Кожа для барабана, или Севильское причастие, стр. 17

Старый священник задержался перед главным алтарем, чтобы преклонить колена, и Куарт услышал короткий, резкий смешок, ничего общего не имеющий с юмором.

— Помочь мне?.. Не знаю, чем может мне помочь такой человек, как вы. — Вставая, он обернулся, чтобы в последний раз взглянуть на Куарта, и его голос эхом отозвался под куполом храма. — Я хорошо знаю таких, как вы… Эта церковь нуждается совсем в иной помощи, которую вы не сможете вытащить из своих драгоценных карманов. А теперь уходите. Мне через двадцать минут крестить.

Грис Марсала проводила его до дверей. Куарт, призвав на помощь всю свою дисциплинированность и хладнокровие, чтобы не выдать досады и разочарования, выслушал без особого внимания ее попытки оправдать священника. На него сильно давят, говорила архитекторша. Политики, банки и люди архиепископа так и бродят вокруг, как стая волков. Если бы не упрямство отца Ферро, церковь бы уже давно снесли.

— Возможно, в конце концов ее все-таки снесут, — заметил Куарт, давая небольшой выход своим чувствам. — Благодаря ему. И с ним вместе.

— Не говорите так.

Она была права. Ему не следовало говорить подобных вещей. Абсолютно не следовало, упрекнул себя Куарт, вновь обретая самообладание и глубоко вдыхая аромат цветущих апельсиновых деревьев, буквально окутавший обоих, как только они оказались на улице. В уголке, образованном фасадом церкви и стеной соседнего здания, возле бетономешалки, орудовал лопатой рабочий. Куарт рассеянно скользнул по нему взглядом, шагая по площади рядом с архитекторшей.

— Я не понимаю его поведения, — проговорил он. — В конце концов, я на его стороне. Церковь на его стороне.

Грис Марсала иронически глянула на него:

— Какую Церковь вы имеете в виду?.. Римскую? Или архиепископа Севильского? А может быть, самого себя?.. — Она недоверчиво покачала головой. — Нет. Он прав и знает, что прав. На его стороне нет никого.

— Это меня не удивляет. Похоже, он любит сам создавать себе проблемы.
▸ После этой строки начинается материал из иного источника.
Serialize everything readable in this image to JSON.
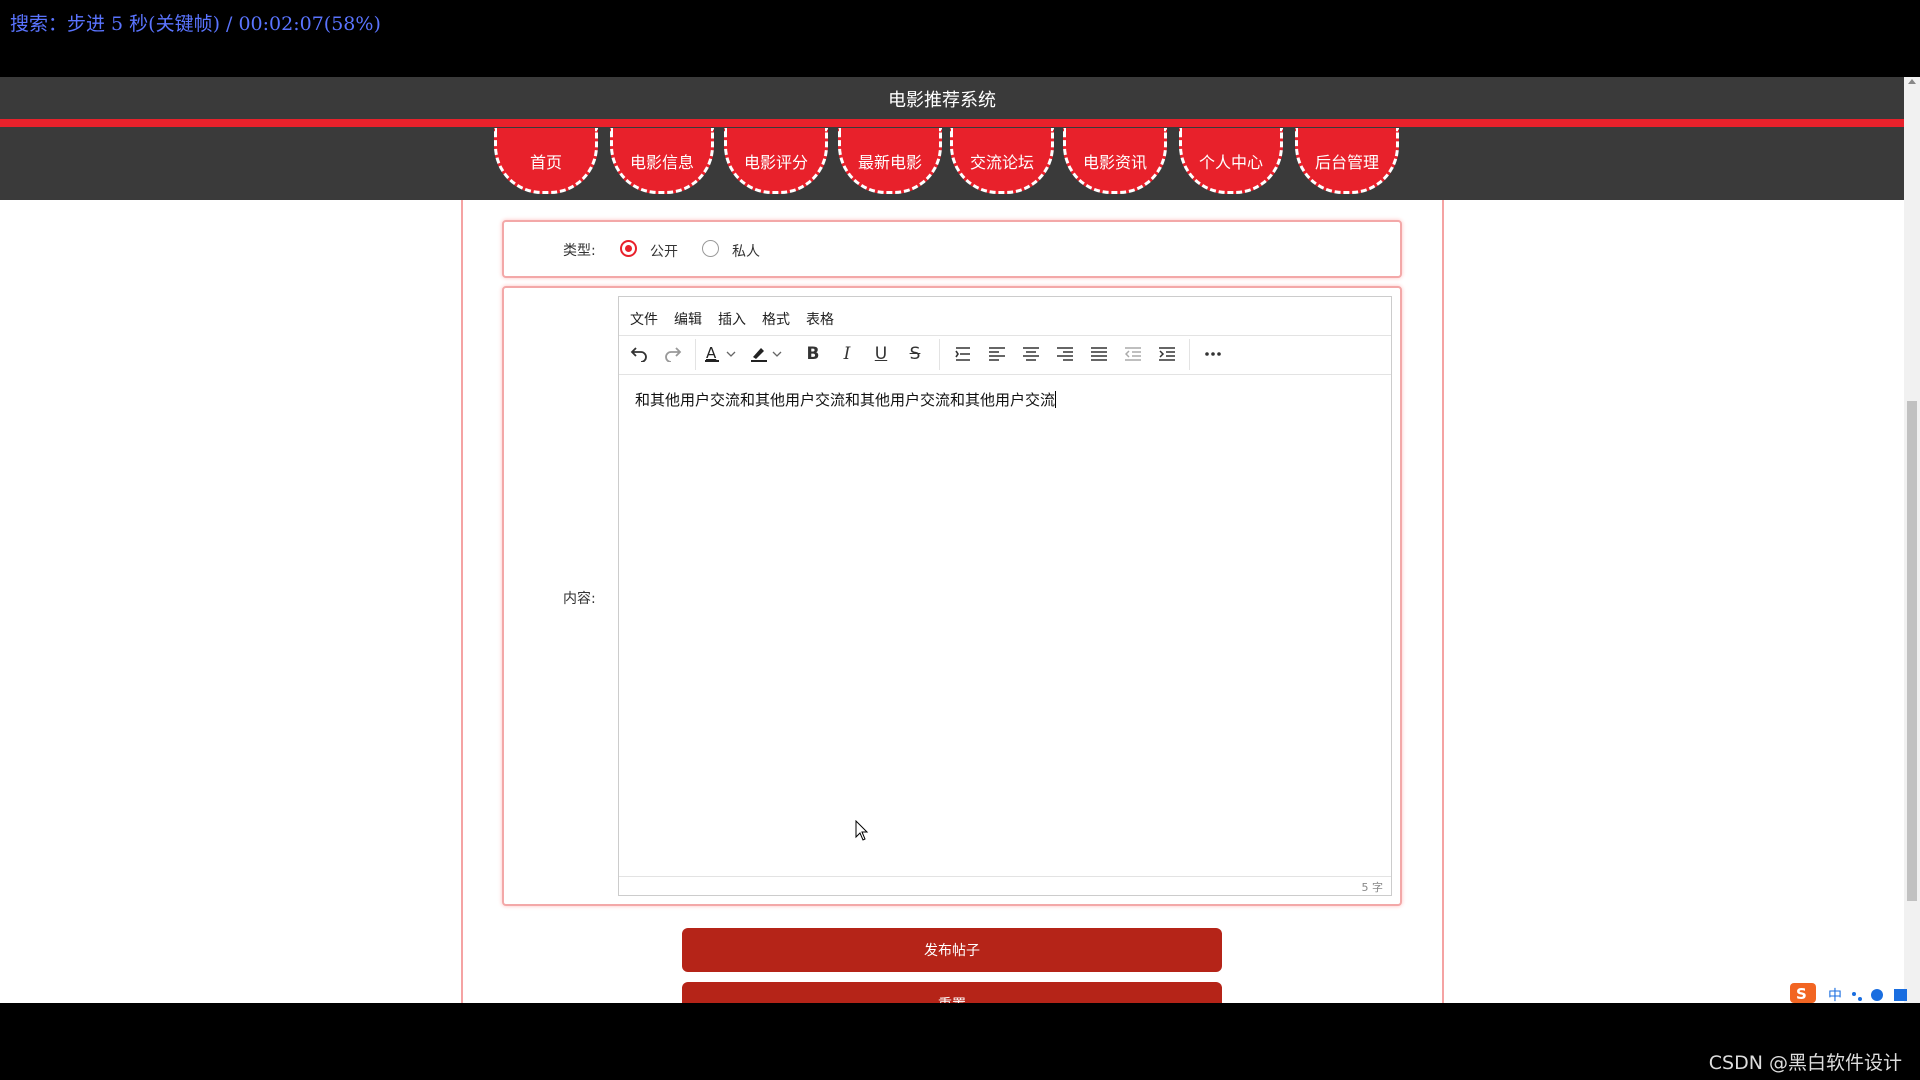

— Их у него хватает. Его конфликт с епископом — это открытая война… Что же касается алькальда, то он грозит подать жалобу в суд: он считает оскорбительными выражения, употребленные доном Приамо по отношению к нему во время воскресной проповеди пару недель назад.

Куарт остановился, заинтересованный. В информации, полученной им от Монсеньора Спады, об этом ничего не говорилось.

— Что же он сказал?

Архитекторша усмехнулась углом рта:

— Он назвал его низким спекулянтом, недобросовестным священнослужителем и бессовестным политиком. — Она искоса взглянула на Куарта, ловя выражение его лица. — Вот так, насколько я помню.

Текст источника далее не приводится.